Fig. 1. Dose-response of amitriptyline inhibition of EAAT3 responses to 30 µM L-glutamate.
The IC50 value for this inhibition was 0.11 µM. Three typical current traces are inserted in the figure. The short line above each current trace represents the time of L-glutamate application. Data are means ± S.D. (n = 27 – 48 in each data point). * P < 0.05 compared to control.

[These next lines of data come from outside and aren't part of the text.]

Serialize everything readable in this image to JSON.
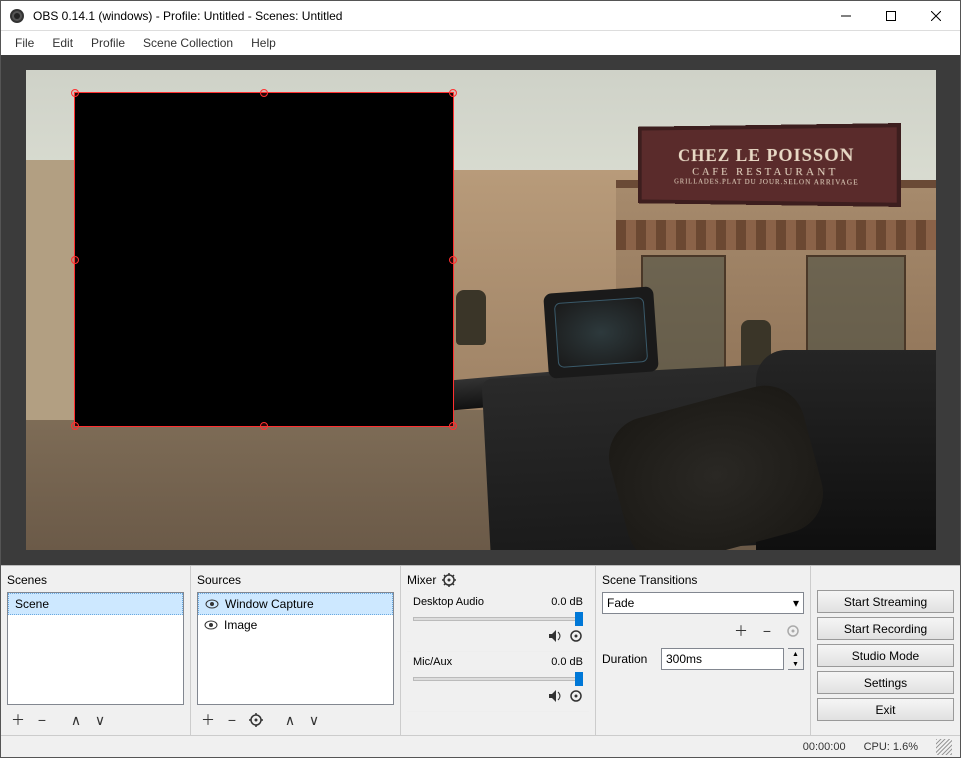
{
  "titlebar": {
    "title": "OBS 0.14.1 (windows) - Profile: Untitled - Scenes: Untitled"
  },
  "menubar": {
    "items": [
      "File",
      "Edit",
      "Profile",
      "Scene Collection",
      "Help"
    ]
  },
  "preview": {
    "sign": {
      "line1": "CHEZ LE POISSON",
      "line2": "CAFE   RESTAURANT",
      "line3": "GRILLADES.PLAT DU JOUR.SELON ARRIVAGE"
    }
  },
  "panels": {
    "scenes": {
      "header": "Scenes",
      "items": [
        "Scene"
      ]
    },
    "sources": {
      "header": "Sources",
      "items": [
        "Window Capture",
        "Image"
      ]
    },
    "mixer": {
      "header": "Mixer",
      "channels": [
        {
          "name": "Desktop Audio",
          "level": "0.0 dB"
        },
        {
          "name": "Mic/Aux",
          "level": "0.0 dB"
        }
      ]
    },
    "transitions": {
      "header": "Scene Transitions",
      "selected": "Fade",
      "duration_label": "Duration",
      "duration_value": "300ms"
    },
    "controls": {
      "buttons": [
        "Start Streaming",
        "Start Recording",
        "Studio Mode",
        "Settings",
        "Exit"
      ]
    }
  },
  "statusbar": {
    "time": "00:00:00",
    "cpu": "CPU: 1.6%"
  }
}
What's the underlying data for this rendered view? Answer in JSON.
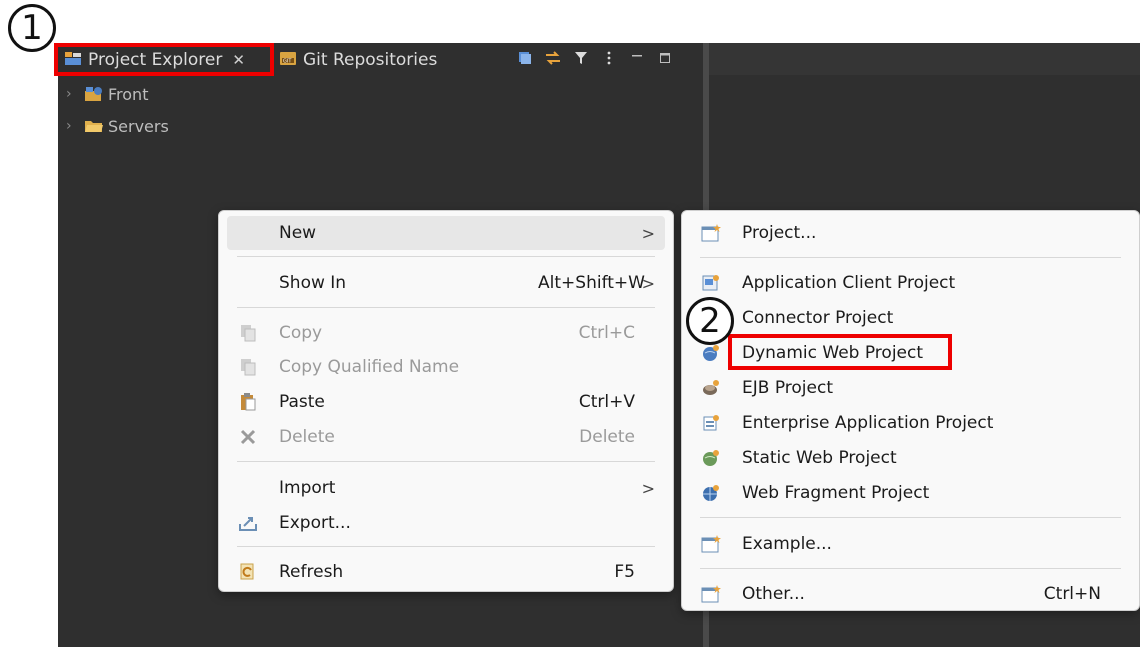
{
  "tabs": [
    {
      "label": "Project Explorer",
      "close": "✕",
      "icon": "project-explorer-icon",
      "active": true
    },
    {
      "label": "Git Repositories",
      "icon": "git-repositories-icon",
      "active": false
    }
  ],
  "view_toolbar": [
    "collapse-all-icon",
    "link-with-editor-icon",
    "filter-icon",
    "view-menu-icon",
    "minimize-icon",
    "maximize-icon"
  ],
  "tree": [
    {
      "label": "Front",
      "icon": "web-project-icon"
    },
    {
      "label": "Servers",
      "icon": "folder-icon"
    }
  ],
  "context_menu": {
    "new": {
      "label": "New",
      "arrow": ">"
    },
    "show_in": {
      "label": "Show In",
      "accel": "Alt+Shift+W",
      "arrow": ">"
    },
    "copy": {
      "label": "Copy",
      "accel": "Ctrl+C",
      "disabled": true
    },
    "copy_qualified": {
      "label": "Copy Qualified Name",
      "disabled": true
    },
    "paste": {
      "label": "Paste",
      "accel": "Ctrl+V"
    },
    "delete": {
      "label": "Delete",
      "accel": "Delete",
      "disabled": true
    },
    "import": {
      "label": "Import",
      "arrow": ">"
    },
    "export": {
      "label": "Export..."
    },
    "refresh": {
      "label": "Refresh",
      "accel": "F5"
    }
  },
  "submenu": {
    "project": {
      "label": "Project..."
    },
    "app_client": {
      "label": "Application Client Project"
    },
    "connector": {
      "label": "Connector Project"
    },
    "dynamic_web": {
      "label": "Dynamic Web Project"
    },
    "ejb": {
      "label": "EJB Project"
    },
    "enterprise_app": {
      "label": "Enterprise Application Project"
    },
    "static_web": {
      "label": "Static Web Project"
    },
    "web_fragment": {
      "label": "Web Fragment Project"
    },
    "example": {
      "label": "Example..."
    },
    "other": {
      "label": "Other...",
      "accel": "Ctrl+N"
    }
  },
  "annotations": {
    "step1": "1",
    "step2": "2",
    "highlight_color": "#ee0000"
  },
  "colors": {
    "workbench_bg": "#2f2f2f",
    "menu_bg": "#f9f9f9",
    "menu_highlight": "#e7e7e7"
  }
}
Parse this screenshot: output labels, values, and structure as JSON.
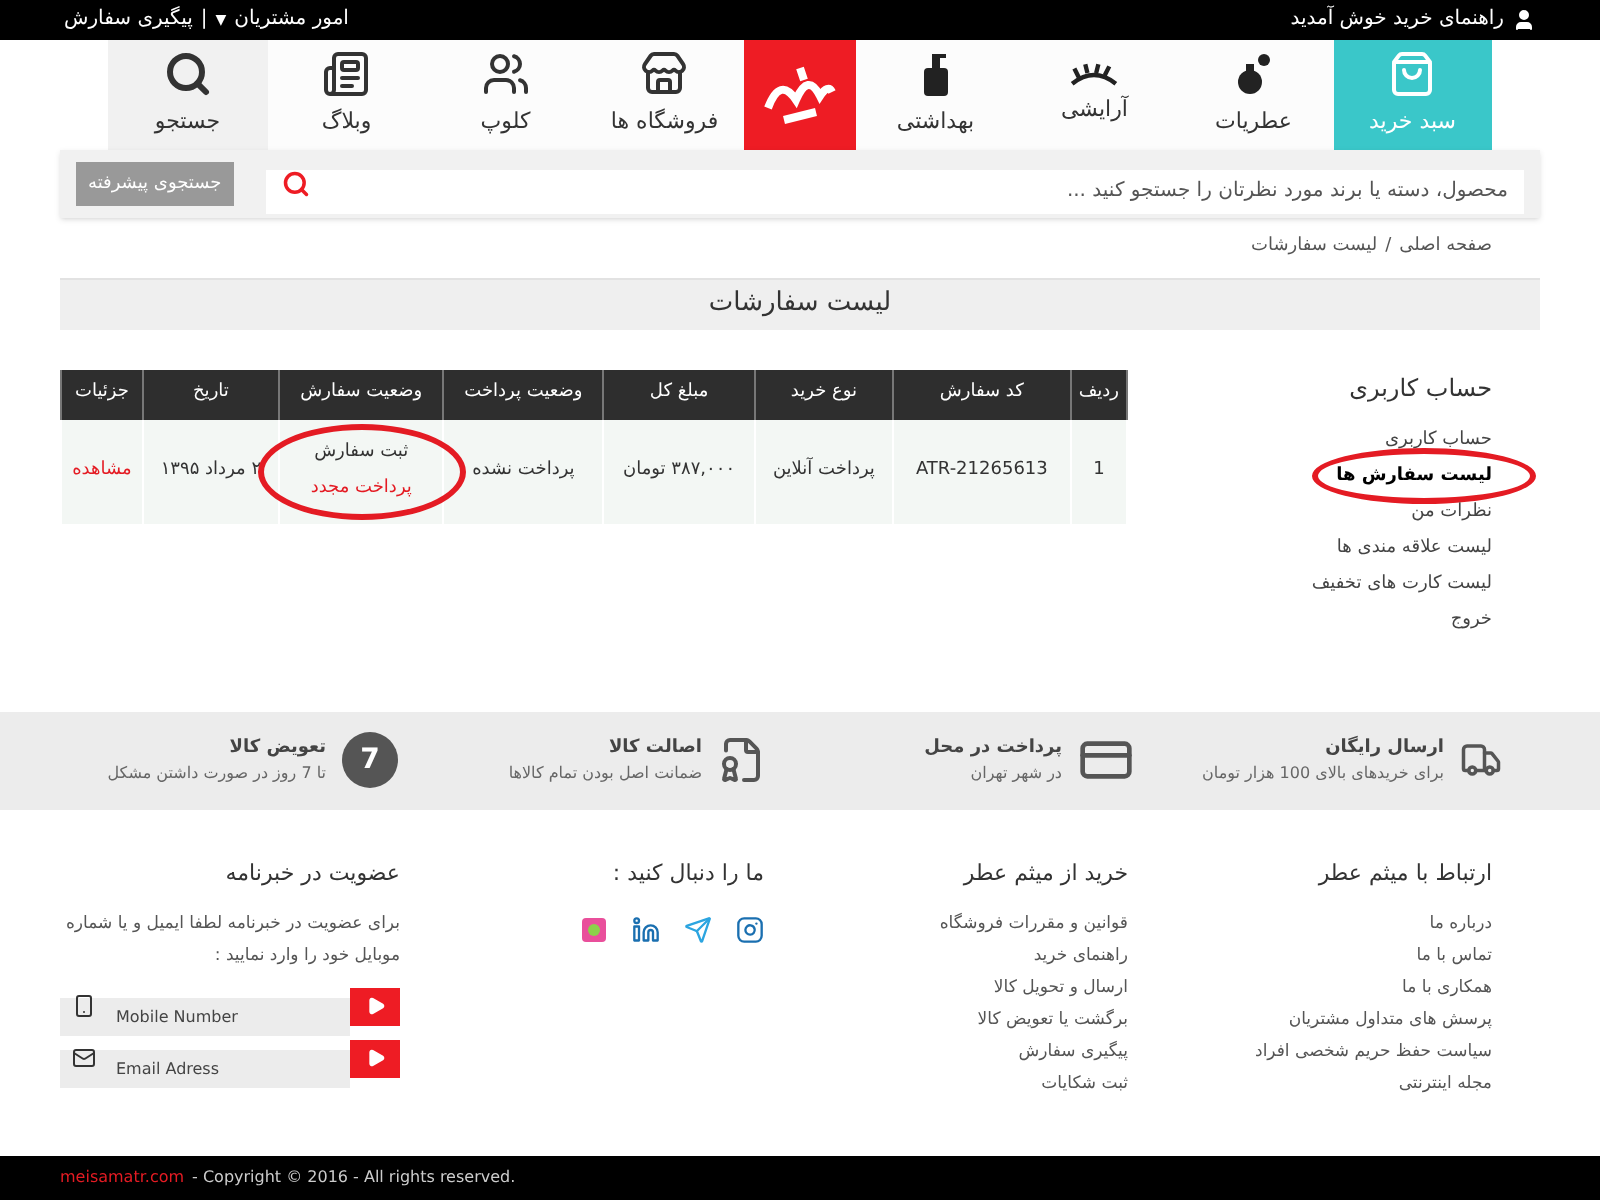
{
  "top_bar": {
    "welcome": "راهنمای خرید خوش آمدید",
    "menu": "امور مشتریان",
    "caret": "▼",
    "separator": "|",
    "track": "پیگیری سفارش"
  },
  "nav": [
    {
      "kind": "item",
      "label": "سبد خرید",
      "selected": true
    },
    {
      "kind": "item",
      "label": "عطریات",
      "selected": false
    },
    {
      "kind": "item",
      "label": "آرایشی",
      "selected": false
    },
    {
      "kind": "item",
      "label": "بهداشتی",
      "selected": false
    },
    {
      "kind": "logo"
    },
    {
      "kind": "item",
      "label": "فروشگاه ها",
      "selected": false
    },
    {
      "kind": "item",
      "label": "کلوپ",
      "selected": false
    },
    {
      "kind": "item",
      "label": "وبلاگ",
      "selected": false
    },
    {
      "kind": "item",
      "label": "جستجو",
      "selected": false
    }
  ],
  "search": {
    "placeholder": "محصول، دسته یا برند مورد نظرتان را جستجو کنید ...",
    "advanced": "جستجوی پیشرفته"
  },
  "breadcrumb": {
    "home": "صفحه اصلی",
    "separator": "/",
    "current": "لیست سفارشات"
  },
  "page_title": "لیست سفارشات",
  "table": {
    "columns": [
      "ردیف",
      "کد سفارش",
      "نوع خرید",
      "مبلغ کل",
      "وضعیت پرداخت",
      "وضعیت سفارش",
      "تاریخ",
      "جزئیات"
    ],
    "rows": [
      {
        "index": "1",
        "code": "ATR-21265613",
        "type": "پرداخت آنلاین",
        "total": "۳۸۷,۰۰۰ تومان",
        "payment": "پرداخت نشده",
        "status": "ثبت سفارش",
        "repay": "پرداخت مجدد",
        "date": "۲ مرداد ۱۳۹۵",
        "details": "مشاهده"
      }
    ]
  },
  "sidebar": {
    "title": "حساب کاربری",
    "items": [
      {
        "label": "حساب کاربری",
        "selected": false
      },
      {
        "label": "لیست سفارش ها",
        "selected": true
      },
      {
        "label": "نظرات من",
        "selected": false
      },
      {
        "label": "لیست علاقه مندی ها",
        "selected": false
      },
      {
        "label": "لیست کارت های تخفیف",
        "selected": false
      },
      {
        "label": "خروج",
        "selected": false
      }
    ]
  },
  "features": [
    {
      "title": "ارسال رایگان",
      "text": "برای خریدهای بالای 100 هزار تومان"
    },
    {
      "title": "پرداخت در محل",
      "text": "در شهر تهران"
    },
    {
      "title": "اصالت کالا",
      "text": "ضمانت اصل بودن تمام کالاها"
    },
    {
      "badge": "7",
      "title": "تعویض کالا",
      "text": "تا 7 روز در صورت داشتن مشکل"
    }
  ],
  "footer": {
    "columns": [
      {
        "title": "ارتباط با میثم عطر",
        "links": [
          "درباره ما",
          "تماس با ما",
          "همکاری با ما",
          "پرسش های متداول مشتریان",
          "سیاست حفظ حریم شخصی افراد",
          "مجله اینترنتی"
        ]
      },
      {
        "title": "خرید از میثم عطر",
        "links": [
          "قوانین و مقررات فروشگاه",
          "راهنمای خرید",
          "ارسال و تحویل کالا",
          "برگشت یا تعویض کالا",
          "پیگیری سفارش",
          "ثبت شکایات"
        ]
      }
    ],
    "social_title": "ما را دنبال کنید :",
    "newsletter": {
      "title": "عضویت در خبرنامه",
      "text": "برای عضویت در خبرنامه لطفا ایمیل و یا شماره موبایل خود را وارد نمایید :",
      "fields": [
        {
          "kind": "phone",
          "placeholder": "Mobile Number"
        },
        {
          "kind": "email",
          "placeholder": "Email Adress"
        }
      ]
    }
  },
  "copyright": {
    "site": "meisamatr.com",
    "text": "- Copyright © 2016 - All rights reserved."
  }
}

Consistent with our previous studies (Do et al 2002; Kim et al 2003), the Km of EAAT3 for L-glutamate was 35 ± 16 µM. This Km was not significantly affected by 0.64 µM amitriptyline. However, amitriptyline significantly decreased the Vmax of EAAT3 for L-glutamate (from 1.20 ± 0.10 of control group to 0.94 ± 0.10 of amitriptyline group, P < 0.05). This amitriptyline effect disappeared in occytes perfused with Tyrode’s solution for 4 min after amitriptyline treatment (Fig. 2).
Fig. 2. Effects of amitriptyline on EAAT3 activity.
The EAAT3 responses to various L-glutamate concentrations were measured before (control group) and immediately after amitriptyline treatment (amitriptyline group) and after a 4-min Tyrode’s perfusion (Tyrode’s washout). The Vmax and Km values of EAAT3 response to L-glutamate are listed in the table above the figure. Data are means ± S.D. (n = 6 in each data point). * P < 0.05 compared to the corresponding values in control group.
Preincubation of the oocytes with 100 nM PMA, a PKC activator, increased EAAT3 activity significantly compared to the control (Fig. 3). However, 0.64 µM amitriptyline caused a similar degree of decrease in EAAT3 responses no matter whether PMA was present or not (EAAT3 responses in the amitriptyline groups were 0.84 ± 0.32 and 0.78 ± 0.34 fold of the corresponding controls, respectively, in the presence or absence of PMA, n = 24 – 45 , P > 0.05).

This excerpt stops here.